Humans are destroying the Earth while the other critters live in balance. People have permission to clear millions of acres of bush to make lots of money to buy "stuff" and send their kids to boarding school and have their homes featured in designer magazines. What madness.
The arrogance and stupidity of humans is amazing. The presumption that we are better and wiser than nature and can do what we like to satisfy our greedy instincts is stupid.
The arrogance that we can destroy the habitat of millions of creatures, as if that doesn't matter at all, and that exploitation is applauded and driven by politicians to the Earth's detriment is inexplicable to me.

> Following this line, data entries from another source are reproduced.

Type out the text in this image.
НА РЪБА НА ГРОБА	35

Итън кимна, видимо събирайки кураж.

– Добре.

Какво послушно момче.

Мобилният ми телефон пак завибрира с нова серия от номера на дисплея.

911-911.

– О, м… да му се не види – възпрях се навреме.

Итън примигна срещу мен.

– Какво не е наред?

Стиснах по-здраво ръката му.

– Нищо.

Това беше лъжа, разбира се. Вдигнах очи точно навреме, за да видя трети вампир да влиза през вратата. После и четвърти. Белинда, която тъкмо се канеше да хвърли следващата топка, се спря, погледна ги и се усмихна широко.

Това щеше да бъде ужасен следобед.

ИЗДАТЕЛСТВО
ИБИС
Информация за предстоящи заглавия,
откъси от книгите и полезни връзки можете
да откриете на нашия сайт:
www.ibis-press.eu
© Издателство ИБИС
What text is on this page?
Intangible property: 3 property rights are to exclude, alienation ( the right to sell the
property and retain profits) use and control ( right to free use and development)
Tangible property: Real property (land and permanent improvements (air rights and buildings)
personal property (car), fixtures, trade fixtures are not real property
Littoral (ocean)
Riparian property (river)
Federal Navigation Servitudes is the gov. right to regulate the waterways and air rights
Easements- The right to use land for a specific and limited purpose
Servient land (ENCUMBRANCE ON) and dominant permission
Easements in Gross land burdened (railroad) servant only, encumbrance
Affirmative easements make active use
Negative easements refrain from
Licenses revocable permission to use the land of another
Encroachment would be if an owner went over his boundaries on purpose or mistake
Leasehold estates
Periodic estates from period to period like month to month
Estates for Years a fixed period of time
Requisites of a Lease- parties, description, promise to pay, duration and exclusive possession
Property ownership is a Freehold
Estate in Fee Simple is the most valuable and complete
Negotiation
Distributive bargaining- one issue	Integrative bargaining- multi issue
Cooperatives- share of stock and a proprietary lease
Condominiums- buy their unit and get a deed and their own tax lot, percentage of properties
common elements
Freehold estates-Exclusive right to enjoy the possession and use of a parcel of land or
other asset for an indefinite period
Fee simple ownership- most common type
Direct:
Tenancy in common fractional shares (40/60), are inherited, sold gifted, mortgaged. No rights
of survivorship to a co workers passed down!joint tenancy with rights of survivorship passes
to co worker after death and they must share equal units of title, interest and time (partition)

I would like to say to Melinda Pavey and Neil and others who support logging this is why I am manning the blockade, when I would prefer to be in bed or doing something else. This is why I will continue to do so until Melinda and her government acknowledges the science and comes to their senses. There are alternatives. I'm with you Greta.
Jack Meagher
Bellingen
Australian reality gap
The huge ruckus about killing redundant racehorses for their meat, hide and bones shows the huge gap in reality between the majority of Australians who live in cities and those of us who live rural lives. I in no way condone cruel practices in abattoirs as I have a small head of cattle myself. I also used to have a much-loved horse who died of old age in my paddock and I currently have a pet heifer among my cattle. She has a name, not a number on her ear-tag, and I have no intention of ever sending her to market.
But a redundant racehorse, if not a pet, is no different to a redundant dairy cow. I have eaten dog and horse meat. Dog meat I did not like the taste and what it may have eaten. But horse meat, cooked for me by a friend in Europe, was tasty lean meat, and if I had not been told it was horse meat, I would have thought it was venison, and if I saw it on display at my local butcher, I would buy it.
The other thing it shows is how unaware non-rural Australians are of the drought we are in. Many farmers currently cannot even find feed to buy to feed their breeding stock, which city idiots would like to be fed to redundant racehorses. These are the same people who are against killing all the wild horses in our national parks, which were created to preserve our native fauna and flora, not feral animals.
Since dairy cows give humans longer service than most racehorses, giving us milk, butter, cheese and veal, will there be a pension scheme for them?